On January 6, 1975, his daughter
Sally, pictured here, was murdered by her boyfriend.
Perhaps
feeling that life was short and that a person must pursue his
passion,
Billy quit his job with the KU
Student Union and decided to put everything into his music
career.
The band reforms.
Through
1974 and into the beginning of 1975 I was working at the
Village Inn Pancake House on Iowa Street in Lawrence.
Management
sent me to the home office in Fort Collins to learn how to
be a Village Inn kitchen manager.
While I was there I
got down to Denver to see Bobby "Blue" Bland one evening,
and Fats Domino another.
But I digress.
Bob Case and Mike Roark,
from the earlier Spears Band, were playing for Dwane
Richardson (the Richmen Express),
and they called me to
join them as bassist and second vocalist.
I remember playing quite a bit at the Golden Horseshoe in
Topeka.
The Horseshoe had "exotic dancers" in one room and live
music in another. The pay was poor, but it was good
practice.
I guess I proved my worth, as Bob and Mike asked me to
join the next incarnation of the Spears band with them, and
I said yes.
The band was Billy, Bob,
Mike, myself, a singer/guitar player named Jimmy Ray Law,
and some of the time, Carol Spears, singing and playing second
fiddle.
In these
earliest days, we practiced in a house where Bob and Dwight
lived, south of Lawrence in the Wakarusa valley.
Here's a picture of an early band practice in
that house:
From
left: Mike Roark, Andy Curry, Billy Spears, Jim Ray Law,
and Bob Case.
The guy in the foreground, under the cymbal, is Ned Nelson, Mike's
housemate. The dog is Rush, the Spearses' runt boxer.
The other person involved in the
band - and he was just as important as any of the
rest of us, if not more so - was Dwight Haldeman,
the band's manager.
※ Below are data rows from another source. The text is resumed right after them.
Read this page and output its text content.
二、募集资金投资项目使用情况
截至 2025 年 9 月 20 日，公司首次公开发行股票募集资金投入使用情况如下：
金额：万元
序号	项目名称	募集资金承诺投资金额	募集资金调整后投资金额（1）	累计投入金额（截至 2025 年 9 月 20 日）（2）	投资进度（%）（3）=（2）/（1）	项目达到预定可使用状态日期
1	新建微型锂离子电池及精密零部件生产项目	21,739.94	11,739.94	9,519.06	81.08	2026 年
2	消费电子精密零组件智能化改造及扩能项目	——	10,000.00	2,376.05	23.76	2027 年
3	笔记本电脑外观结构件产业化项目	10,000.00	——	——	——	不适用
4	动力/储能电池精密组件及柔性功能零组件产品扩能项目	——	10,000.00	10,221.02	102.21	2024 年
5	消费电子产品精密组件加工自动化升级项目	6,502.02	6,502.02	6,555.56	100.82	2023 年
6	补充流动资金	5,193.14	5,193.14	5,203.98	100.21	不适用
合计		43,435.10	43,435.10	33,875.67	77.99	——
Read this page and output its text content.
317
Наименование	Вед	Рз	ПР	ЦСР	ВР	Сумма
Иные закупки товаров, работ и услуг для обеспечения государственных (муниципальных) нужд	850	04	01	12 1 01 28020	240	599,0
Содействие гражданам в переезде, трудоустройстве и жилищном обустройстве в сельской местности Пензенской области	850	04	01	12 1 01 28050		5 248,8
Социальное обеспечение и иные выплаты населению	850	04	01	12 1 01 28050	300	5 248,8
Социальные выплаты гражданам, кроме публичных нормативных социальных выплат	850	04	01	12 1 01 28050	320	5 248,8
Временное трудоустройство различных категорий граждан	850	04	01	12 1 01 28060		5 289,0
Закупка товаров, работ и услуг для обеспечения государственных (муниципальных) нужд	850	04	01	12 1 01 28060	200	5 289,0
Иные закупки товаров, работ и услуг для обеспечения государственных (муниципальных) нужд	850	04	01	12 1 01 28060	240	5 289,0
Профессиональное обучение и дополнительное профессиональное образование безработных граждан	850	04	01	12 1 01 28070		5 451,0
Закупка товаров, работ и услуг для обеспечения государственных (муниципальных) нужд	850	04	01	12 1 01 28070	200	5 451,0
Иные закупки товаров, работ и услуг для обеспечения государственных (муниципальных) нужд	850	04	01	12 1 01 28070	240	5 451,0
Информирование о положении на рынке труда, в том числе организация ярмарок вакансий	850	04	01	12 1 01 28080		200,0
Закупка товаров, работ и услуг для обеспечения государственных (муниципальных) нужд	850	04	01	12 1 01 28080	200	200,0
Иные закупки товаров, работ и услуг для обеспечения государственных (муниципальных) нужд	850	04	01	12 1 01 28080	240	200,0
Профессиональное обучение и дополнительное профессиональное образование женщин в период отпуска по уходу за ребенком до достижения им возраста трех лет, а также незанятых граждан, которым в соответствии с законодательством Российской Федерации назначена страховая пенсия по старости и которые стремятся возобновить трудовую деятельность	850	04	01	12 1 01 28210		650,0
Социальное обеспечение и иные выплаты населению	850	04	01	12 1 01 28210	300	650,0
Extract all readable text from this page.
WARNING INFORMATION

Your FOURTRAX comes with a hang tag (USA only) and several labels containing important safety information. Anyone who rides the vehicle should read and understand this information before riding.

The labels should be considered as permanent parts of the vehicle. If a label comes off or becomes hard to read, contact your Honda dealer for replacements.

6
Dwight kept us as
organized as possible, ran sound and lights, talked
to agents and club owners, took care of the
equipment, wrote the checks... you get the
idea. We would never have gotten off the
ground without Dwight.
The picture of
Dwight in the tux was taken at his wedding in Summer
2006! He looks a lot more respectable now (he
became a financial advisor for Edward Jones)
than he did at the
Oklahoma border in 1977. But then, so do I.